Statistical Methods in Air Pollution Epidemiology: Several grants have supported our statistical research on design and analysis issues related to the USC study of air pollution effects on children, including methods for optimizing the design of studies involving both ecologic comparisons between centers and within-center comparisons between individuals, methods of analysis combining both types of comparisons, methods of allowing for exposure measurement error, multilevel models for longitudinal data analysis, and flexible smoothing techniques for modeling the effects of age and exposure. This work was initially funded by grants from the Health Effects Institute and the California Air Resources Board (CARB) to Dr. William Navidi, and is currently supported by a supplemental contract from the CARB as a formal part of the larger Children's Health Study. Related work has been carried out in other contexts; for example, Dr. Thomas is a member of the Oversight Committee for the National Morbidity and Mortality Air Pollution Study (Samet, PI, Johns Hopkins University) and has co-authored a paper with them (Zeger et al, 2000) on the effects of measurement error in daily mortality studies.
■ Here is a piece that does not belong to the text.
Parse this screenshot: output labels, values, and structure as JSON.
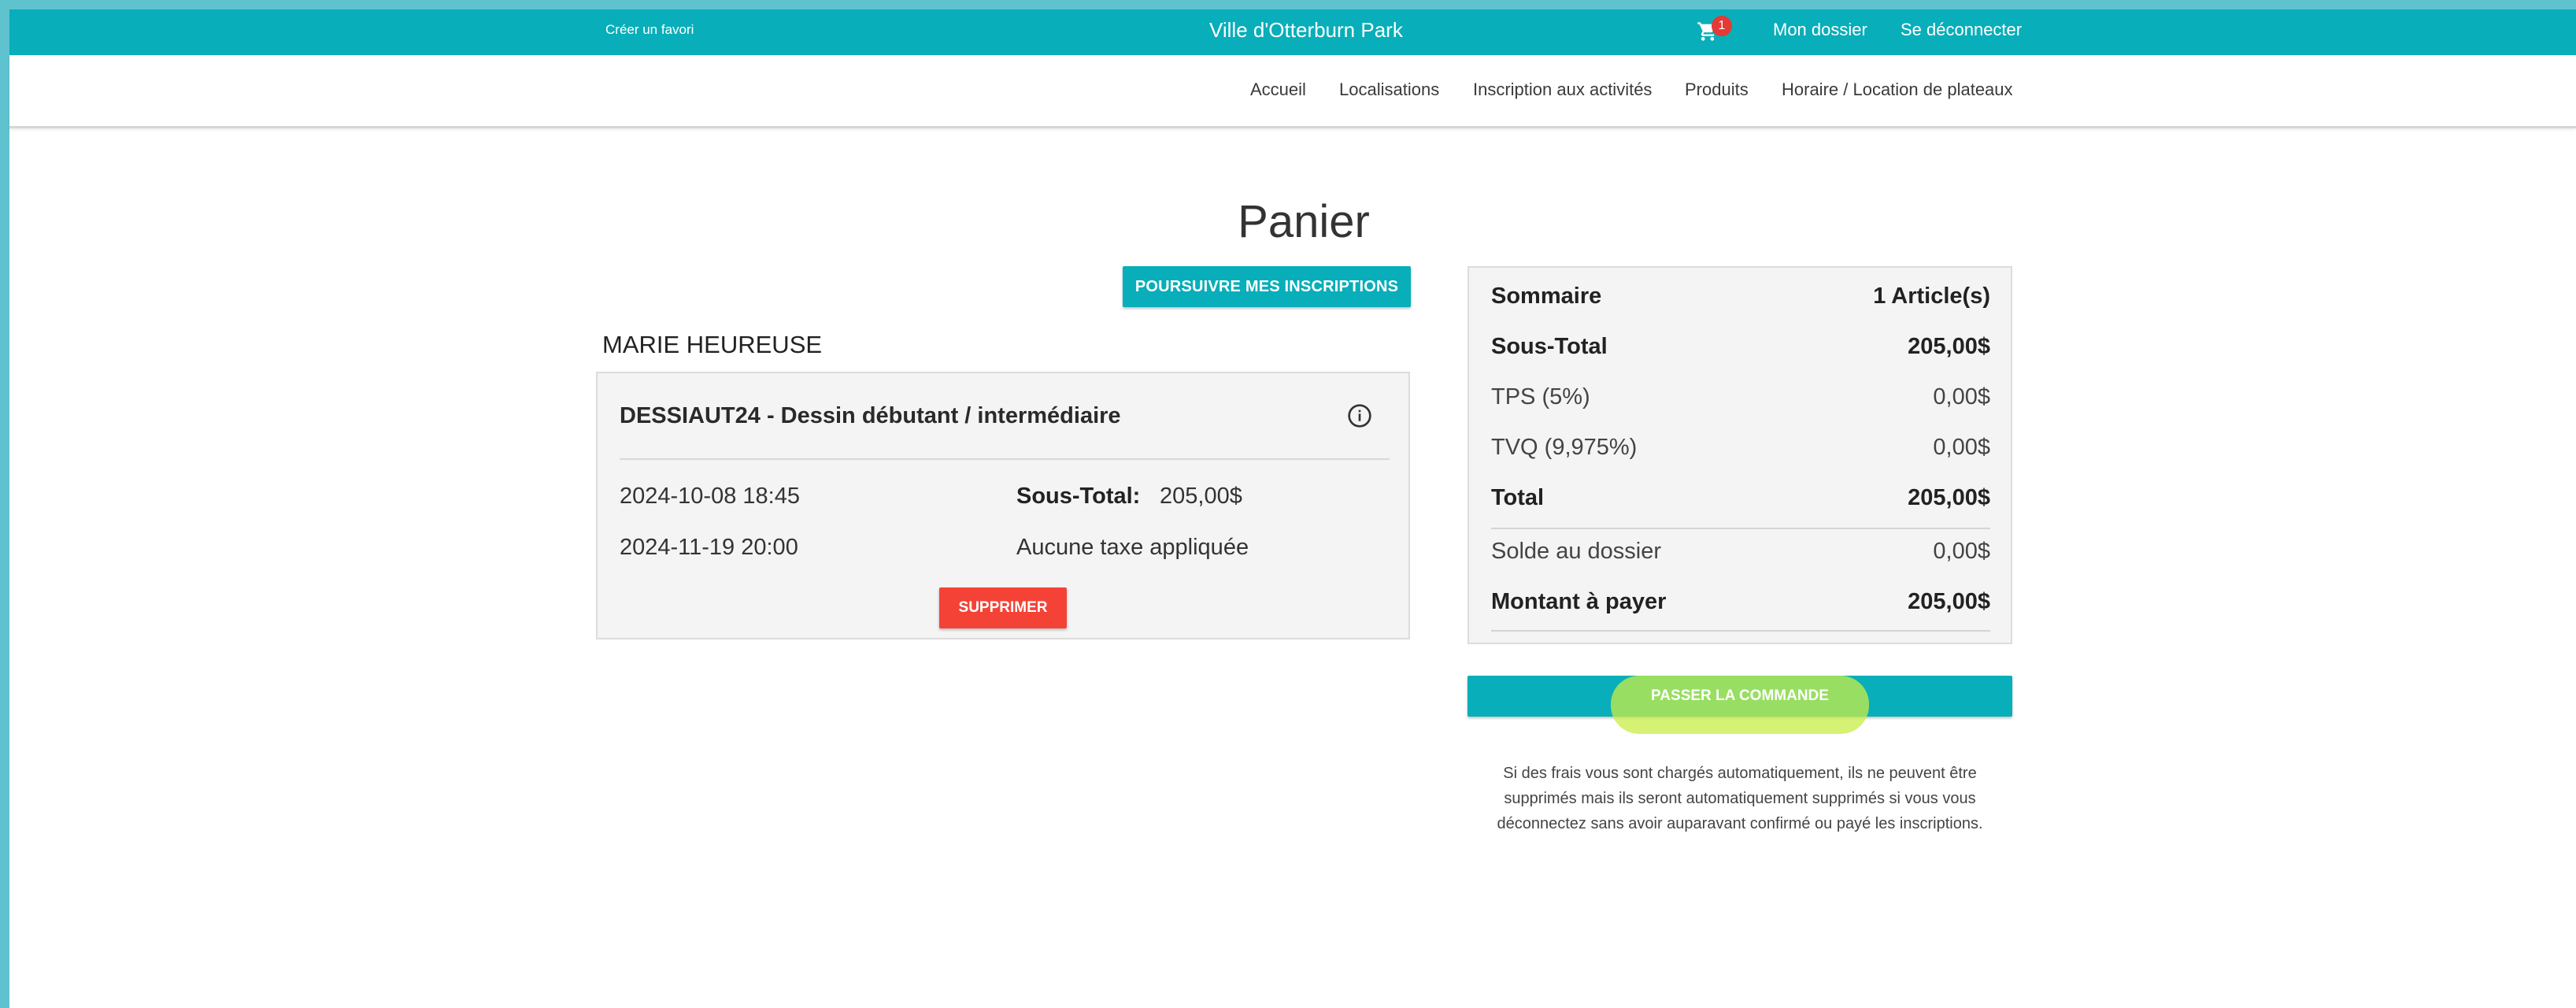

Methods for Dealing with Exposure Measurement Error: The aims of this research are to develop methods for adjusting for the effects of measurement error on dose-response relationships, to explore design issues in studies which will use validation substudies to estimate measurement errors, and to apply these methods to a variety of studies, including diet and ionizing radiation. We have been applying these methods to the cohort of Colorado plateau uranium miners, which illustrate a number of unique features: extended exposure histories with the exposure rate being the primary source of misclassification, correlated errors due to the application of the same job-exposure matrix entries to different individuals, and many entries with no measurements available. We have developed an approach to correct for measurement errors in the job-exposure matrix using a hierarchical model of radon levels in mines within geographic regions and collaborated with the NAS BEIR VI committee on further analyses using error-corrected doses. Similar approaches would be applicable to studies of air pollution (as discussed above) and other environmental exposures.